Before trying to debug an NIS server, be sure you understand the concepts in Chapter 1, “Understanding NIS”, and Chapter 2, “Preparing to Manage NIS”, in this guide.

Command Hangs

The most common problem on an NIS client is for a command to hang and generate SYSLOG messages such as this:


NIS v.2 server not responding for domain domain_name; still trying

Sometimes many commands begin to hang, even though the system as a whole seems to be working and you can run new commands.

The messages above indicates that nsd on the local system is unable to communicate with nsd in the domain domain_name. This can happen as a result of any of these situations:

  • The network has been disconnected on the NIS client; for example, the Ethernet cable is unplugged.
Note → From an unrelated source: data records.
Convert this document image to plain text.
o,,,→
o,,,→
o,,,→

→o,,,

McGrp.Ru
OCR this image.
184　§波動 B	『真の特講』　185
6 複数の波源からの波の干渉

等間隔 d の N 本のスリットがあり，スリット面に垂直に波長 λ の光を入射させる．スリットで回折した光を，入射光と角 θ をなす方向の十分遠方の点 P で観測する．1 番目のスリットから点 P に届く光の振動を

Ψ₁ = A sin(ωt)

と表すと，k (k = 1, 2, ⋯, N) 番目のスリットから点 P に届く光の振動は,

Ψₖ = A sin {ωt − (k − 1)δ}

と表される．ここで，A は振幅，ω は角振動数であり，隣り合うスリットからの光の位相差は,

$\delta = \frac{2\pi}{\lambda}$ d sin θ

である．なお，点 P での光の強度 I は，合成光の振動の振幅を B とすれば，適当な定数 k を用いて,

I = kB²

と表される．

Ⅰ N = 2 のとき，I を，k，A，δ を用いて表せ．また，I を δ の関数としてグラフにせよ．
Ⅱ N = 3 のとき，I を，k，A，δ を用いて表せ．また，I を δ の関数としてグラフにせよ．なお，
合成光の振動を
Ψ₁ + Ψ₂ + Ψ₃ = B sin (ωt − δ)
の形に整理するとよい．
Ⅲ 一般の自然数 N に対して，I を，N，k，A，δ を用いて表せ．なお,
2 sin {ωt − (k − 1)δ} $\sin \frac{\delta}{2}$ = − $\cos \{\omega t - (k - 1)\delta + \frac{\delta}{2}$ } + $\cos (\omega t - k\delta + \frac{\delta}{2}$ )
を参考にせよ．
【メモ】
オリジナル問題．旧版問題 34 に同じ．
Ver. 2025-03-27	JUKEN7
  • An incorrect domain name has been specified.

  • The network or the NIS server is so overloaded that nsd cannot get a response back to the nsd daemon within the time-out period.

  • nsd on the NIS server has crashed.

  • The NIS server has crashed or is unreachable via the network.

  • There is a physical impairment on the local area network. Under these circumstances, all the other NIS clients on the same local area network should show the same or similar problems.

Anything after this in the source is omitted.